Cloud computing has grown less ephemeral in recent years, though. The Amazon Web Services suite offers a highly specific set of interfaces that Internet operations can use for everything from data storage to computing capacity. At a higher level, Google Docs lets people perform word processing and spreadsheet calculations through a Web browser. Microsoft is spanning that spectrum, working on its Azure foundation for generic Windows Server chores and on a Web-based version of Office.
One somewhat controversial concept is that of a "private cloud"--computing services that embrace some of the principles of publicly available clouds but that are used just by one company. If it's in-house only, what makes it any different from just the IT department's computers?
Yahoo makes a reasonable case that it's got a cloud of its own, though. It operates on a scale larger than many public cloud companies, and it embraces some of the principles cloud computing in that infrastructure.
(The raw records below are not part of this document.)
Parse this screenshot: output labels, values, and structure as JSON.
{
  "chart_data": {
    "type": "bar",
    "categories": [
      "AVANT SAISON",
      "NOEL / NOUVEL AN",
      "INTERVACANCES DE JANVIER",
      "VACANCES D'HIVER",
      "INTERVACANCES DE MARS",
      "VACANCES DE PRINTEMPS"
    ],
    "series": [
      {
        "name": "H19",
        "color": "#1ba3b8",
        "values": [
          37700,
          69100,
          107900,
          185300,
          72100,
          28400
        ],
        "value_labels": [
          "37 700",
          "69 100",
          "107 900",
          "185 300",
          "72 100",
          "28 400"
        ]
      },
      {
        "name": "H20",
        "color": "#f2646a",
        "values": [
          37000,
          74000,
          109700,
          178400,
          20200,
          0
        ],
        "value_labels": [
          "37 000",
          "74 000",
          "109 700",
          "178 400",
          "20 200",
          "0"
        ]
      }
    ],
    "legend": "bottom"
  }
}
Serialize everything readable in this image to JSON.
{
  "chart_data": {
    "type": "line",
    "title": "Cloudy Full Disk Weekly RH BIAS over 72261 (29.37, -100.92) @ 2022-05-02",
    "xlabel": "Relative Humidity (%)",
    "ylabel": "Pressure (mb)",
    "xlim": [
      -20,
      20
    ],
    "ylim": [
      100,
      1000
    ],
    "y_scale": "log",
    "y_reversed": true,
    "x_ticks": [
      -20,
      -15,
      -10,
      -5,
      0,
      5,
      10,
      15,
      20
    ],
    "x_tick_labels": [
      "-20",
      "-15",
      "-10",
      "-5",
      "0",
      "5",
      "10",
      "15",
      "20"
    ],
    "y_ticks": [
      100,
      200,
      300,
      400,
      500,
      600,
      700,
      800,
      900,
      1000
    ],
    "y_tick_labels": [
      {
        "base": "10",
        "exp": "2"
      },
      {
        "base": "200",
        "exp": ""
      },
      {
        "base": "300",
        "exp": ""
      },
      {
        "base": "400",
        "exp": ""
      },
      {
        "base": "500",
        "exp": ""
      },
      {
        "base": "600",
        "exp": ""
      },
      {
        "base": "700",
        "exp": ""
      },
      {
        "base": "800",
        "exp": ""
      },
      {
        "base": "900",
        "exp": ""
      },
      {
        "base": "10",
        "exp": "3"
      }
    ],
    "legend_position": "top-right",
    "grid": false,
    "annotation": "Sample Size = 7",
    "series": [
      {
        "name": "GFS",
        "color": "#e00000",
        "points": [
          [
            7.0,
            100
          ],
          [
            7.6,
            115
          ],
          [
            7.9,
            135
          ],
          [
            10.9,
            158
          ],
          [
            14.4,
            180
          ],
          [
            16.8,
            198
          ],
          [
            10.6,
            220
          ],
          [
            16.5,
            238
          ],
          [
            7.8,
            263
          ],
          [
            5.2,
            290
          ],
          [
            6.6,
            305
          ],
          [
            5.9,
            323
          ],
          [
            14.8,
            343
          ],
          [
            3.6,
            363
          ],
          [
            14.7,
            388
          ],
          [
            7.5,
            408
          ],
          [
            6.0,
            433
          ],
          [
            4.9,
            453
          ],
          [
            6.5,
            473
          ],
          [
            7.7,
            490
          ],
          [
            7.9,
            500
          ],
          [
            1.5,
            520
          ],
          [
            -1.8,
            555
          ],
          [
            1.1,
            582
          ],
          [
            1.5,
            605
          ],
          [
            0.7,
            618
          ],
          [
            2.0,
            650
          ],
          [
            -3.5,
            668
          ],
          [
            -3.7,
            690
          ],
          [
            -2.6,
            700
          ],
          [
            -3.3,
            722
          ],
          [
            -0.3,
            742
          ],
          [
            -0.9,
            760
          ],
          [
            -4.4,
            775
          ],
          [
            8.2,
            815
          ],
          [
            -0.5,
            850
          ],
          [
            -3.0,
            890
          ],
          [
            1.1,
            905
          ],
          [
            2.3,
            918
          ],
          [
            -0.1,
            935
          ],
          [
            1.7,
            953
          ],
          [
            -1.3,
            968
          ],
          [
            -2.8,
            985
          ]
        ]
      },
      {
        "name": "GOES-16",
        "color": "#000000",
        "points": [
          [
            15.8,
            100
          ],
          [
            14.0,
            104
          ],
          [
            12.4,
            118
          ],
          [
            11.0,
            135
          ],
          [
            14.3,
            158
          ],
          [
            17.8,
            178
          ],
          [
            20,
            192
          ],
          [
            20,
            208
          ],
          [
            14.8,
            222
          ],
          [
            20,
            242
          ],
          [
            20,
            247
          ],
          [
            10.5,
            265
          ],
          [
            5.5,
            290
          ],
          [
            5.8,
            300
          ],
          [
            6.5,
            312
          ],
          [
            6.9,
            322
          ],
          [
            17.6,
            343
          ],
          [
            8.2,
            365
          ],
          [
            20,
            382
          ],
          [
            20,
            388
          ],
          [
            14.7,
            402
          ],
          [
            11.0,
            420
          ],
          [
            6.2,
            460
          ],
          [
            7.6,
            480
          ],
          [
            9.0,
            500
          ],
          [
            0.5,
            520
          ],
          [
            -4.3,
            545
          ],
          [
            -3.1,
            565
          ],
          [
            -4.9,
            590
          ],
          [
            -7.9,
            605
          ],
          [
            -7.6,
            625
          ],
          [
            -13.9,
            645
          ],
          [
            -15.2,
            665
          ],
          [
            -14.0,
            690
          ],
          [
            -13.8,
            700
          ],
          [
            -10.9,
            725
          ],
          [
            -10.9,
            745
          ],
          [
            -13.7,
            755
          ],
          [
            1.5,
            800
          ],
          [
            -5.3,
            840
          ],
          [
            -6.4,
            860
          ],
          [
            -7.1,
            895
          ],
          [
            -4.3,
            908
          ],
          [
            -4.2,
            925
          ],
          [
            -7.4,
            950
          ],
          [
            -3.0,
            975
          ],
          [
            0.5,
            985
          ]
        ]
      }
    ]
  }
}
For example, it's got a variety of interfaces that many Yahoo services can use--a concept often called multitenancy--so they don't have to build them on their own. For another, it's global, handling thorny issues such as operating at large scale and replicating data for reliability and responsiveness. And it's got a degree of elasticity built in, so the infrastructure can expand, contract, or otherwise adjust to changing work load demands.
This computing foundation is designed to ease the pain of developing Yahoo services. Some features and projects are easy to build at a small scale but hard to expand.
"It's like the cat going up the tree. It looks good at the beginning," Shugar said.
Yahoo's cloud services
Yahoo has four cloud services in varying degrees of availability:
Operational storage, for housing data such as e-mail attachments or a user's social connections.
Batch processing, for crunching oceans of data to sort Web search data, tailoring content and ads for individual users, and figuring out who's spamming Yahoo Mail.
Edge content, for presenting Web pages, balancing the load from many users, caching data for fast use in many areas. This service is already in widespread use.
Online serving, a flexible foundation for designing and housing complicated applications.
This last service is under development, due to arrive in 2010. "We're working with a few Yahoo properties as anchor tenants," Shugar said, declining to say which exactly.
The online serving interface will be based on Red Hat Enterprise Linux running atop the open-source Xen virtualization software offered by Citrix, Shugar said. "Virtual machines are going to get more and more and more important."
Though open-source software is freely available for the do-it-yourself crowd, Yahoo is in negotiations with some outside parties that will involve commercial relationships, he added.
Linux and virtualization
With virtualization, one server can house multiple operating systems at the same time, and operating system instances can be shuffled from one physical machine to another to adjust to changing demands. Yahoo has worked with virtualization leader VMware, but the company wants the nitty-gritty control enabled by open-source software.
"We need to be able to tweak it quite a bit for performance, to match it with our hardware," Shugar said.
Open-source software helps with Hadoop, too. Yahoo is the primary contributor to the project at the Apache Software Foundation, but others' participation helps ensure Hadoop stays generally useful.
Most people aren't going to wire up their own Hadoop computing cluster, of course. But "data center" no longer is a term understood just by server administrators and CIOs.
"There are these big data centers behind the scenes supporting all these searching, social networking, information-gathering activities," Shugar said. "Before, it was a business function inside a company. Now the awareness has increased as result of people using the Web. It becomes a topic of general interest."